Some scholars have noted that total parathyroidectomy (with or without autotransplantation of part of the parathyroid gland in recalcitrant cases), early use of vitamin D analogs, phosphate binders, and calcimimetics are recommended to prevent future tendon rupture. 9
Conclusions
The present report reveals the pathological mechanisms involved in spontaneous rupture of the quadriceps tendon in patients with chronic renal disease. Although the widespread use of dialysis improves the quality of life and extends the life expectancy for patients with chronic kidney disease, the subsequent incidence of quadriceps tendon rupture is non-negligible.

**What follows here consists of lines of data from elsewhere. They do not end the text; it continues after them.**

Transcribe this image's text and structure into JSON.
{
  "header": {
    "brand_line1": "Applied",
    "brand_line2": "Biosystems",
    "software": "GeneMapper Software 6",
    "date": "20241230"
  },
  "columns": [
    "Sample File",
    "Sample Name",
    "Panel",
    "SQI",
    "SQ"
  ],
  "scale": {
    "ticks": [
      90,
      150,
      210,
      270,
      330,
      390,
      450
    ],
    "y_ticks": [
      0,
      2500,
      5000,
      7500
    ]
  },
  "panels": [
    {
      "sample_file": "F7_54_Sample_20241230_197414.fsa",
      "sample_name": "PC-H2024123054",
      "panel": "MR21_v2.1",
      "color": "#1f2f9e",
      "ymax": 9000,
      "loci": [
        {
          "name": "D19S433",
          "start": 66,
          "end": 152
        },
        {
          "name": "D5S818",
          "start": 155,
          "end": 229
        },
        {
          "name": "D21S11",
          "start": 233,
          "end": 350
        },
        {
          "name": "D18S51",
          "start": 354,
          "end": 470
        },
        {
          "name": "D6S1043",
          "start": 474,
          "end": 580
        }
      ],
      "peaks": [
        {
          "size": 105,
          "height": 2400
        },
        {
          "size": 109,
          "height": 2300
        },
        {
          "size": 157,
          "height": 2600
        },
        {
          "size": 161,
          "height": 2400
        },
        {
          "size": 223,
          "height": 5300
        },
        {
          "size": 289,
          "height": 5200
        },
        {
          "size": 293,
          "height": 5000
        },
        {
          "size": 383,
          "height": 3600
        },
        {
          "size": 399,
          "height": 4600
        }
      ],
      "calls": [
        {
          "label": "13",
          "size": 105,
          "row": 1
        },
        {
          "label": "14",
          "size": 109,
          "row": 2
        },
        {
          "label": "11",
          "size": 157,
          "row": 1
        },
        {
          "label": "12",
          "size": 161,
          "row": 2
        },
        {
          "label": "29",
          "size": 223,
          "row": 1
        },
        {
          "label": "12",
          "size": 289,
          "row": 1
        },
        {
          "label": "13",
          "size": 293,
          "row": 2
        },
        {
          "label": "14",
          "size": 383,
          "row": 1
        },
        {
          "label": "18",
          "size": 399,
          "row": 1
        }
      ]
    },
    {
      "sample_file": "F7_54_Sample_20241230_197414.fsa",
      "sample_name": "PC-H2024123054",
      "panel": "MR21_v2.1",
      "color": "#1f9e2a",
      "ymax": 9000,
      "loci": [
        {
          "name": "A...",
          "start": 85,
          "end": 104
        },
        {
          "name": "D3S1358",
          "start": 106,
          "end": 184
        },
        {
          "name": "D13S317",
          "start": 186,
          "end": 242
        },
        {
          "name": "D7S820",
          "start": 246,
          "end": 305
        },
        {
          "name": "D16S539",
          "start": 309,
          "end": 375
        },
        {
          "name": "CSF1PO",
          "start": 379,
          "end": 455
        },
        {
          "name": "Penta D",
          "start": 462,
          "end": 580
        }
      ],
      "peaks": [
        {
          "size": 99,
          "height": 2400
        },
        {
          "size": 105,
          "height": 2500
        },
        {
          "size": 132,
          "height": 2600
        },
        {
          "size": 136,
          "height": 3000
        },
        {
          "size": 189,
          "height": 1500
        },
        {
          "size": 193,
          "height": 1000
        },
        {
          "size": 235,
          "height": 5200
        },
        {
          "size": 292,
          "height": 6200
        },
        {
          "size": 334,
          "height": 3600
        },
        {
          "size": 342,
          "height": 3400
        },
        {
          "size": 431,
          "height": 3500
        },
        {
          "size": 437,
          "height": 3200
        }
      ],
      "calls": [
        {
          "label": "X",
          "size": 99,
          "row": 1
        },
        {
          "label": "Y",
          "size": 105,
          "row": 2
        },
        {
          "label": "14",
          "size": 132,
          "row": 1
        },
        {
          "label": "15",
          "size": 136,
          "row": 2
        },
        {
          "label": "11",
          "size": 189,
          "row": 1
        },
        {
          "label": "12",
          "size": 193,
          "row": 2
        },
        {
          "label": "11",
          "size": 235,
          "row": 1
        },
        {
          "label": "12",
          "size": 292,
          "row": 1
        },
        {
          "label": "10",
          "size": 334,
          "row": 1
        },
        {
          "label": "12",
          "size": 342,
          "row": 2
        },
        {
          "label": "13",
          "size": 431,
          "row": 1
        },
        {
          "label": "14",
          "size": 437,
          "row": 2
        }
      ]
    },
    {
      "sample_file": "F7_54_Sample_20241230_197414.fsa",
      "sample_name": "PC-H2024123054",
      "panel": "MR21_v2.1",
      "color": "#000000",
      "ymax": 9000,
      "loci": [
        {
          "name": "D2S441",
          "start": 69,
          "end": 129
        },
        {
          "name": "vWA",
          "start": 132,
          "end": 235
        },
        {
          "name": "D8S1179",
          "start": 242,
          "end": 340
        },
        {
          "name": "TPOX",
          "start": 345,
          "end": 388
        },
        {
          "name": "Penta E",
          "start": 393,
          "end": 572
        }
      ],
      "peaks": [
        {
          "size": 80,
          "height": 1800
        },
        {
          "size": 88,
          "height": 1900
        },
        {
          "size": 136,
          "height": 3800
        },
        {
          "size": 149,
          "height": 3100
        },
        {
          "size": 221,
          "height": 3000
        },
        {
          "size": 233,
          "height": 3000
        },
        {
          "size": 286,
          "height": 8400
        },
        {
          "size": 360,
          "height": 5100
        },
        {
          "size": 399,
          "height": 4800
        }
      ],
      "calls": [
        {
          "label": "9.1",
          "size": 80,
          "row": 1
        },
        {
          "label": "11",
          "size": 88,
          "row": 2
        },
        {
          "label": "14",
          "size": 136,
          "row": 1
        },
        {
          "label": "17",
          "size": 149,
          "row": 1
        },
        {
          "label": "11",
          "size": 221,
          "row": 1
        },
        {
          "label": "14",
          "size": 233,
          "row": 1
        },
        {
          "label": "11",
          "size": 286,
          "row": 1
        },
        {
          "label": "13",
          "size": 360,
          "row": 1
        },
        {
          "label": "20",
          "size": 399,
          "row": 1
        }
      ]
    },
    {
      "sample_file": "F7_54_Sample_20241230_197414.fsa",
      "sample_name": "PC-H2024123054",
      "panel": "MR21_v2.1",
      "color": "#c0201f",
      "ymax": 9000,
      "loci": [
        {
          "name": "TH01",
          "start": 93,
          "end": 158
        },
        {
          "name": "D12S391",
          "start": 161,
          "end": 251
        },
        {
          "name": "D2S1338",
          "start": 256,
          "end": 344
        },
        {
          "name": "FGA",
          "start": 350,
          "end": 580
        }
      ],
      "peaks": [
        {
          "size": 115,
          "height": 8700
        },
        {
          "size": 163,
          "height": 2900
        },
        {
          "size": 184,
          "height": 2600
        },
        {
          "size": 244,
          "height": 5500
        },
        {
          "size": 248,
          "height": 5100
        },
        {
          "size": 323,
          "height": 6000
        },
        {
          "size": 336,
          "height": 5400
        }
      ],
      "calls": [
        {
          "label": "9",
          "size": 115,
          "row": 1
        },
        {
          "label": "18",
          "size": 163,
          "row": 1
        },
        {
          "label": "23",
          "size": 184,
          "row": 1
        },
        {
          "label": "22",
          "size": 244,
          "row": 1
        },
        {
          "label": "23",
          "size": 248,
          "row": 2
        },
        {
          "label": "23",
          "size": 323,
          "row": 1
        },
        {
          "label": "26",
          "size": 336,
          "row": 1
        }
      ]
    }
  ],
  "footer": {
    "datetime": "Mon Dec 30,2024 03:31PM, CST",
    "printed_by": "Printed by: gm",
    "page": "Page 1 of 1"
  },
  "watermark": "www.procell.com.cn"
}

For patients undergoing long-term hemodialysis, strict and systematic management of mineral and bone disorders is required to prevent rupture or re-rupture of the quadriceps tendon. Injury prevention during daily activities is also important for patients undergoing hemodialysis.
Footnotes
Declaration of conflicting interest
The authors declare that there is no conflict of interest.
Ethics approval and consent to participate
This study was approved by the medical ethics committee of Fujian Provincial 2nd People’s Hospital. Written informed consent was obtained from the patient for the publication of this case report.
Funding
This research received no specific grant from any funding agency in the public, commercial, or not-for-profit sectors.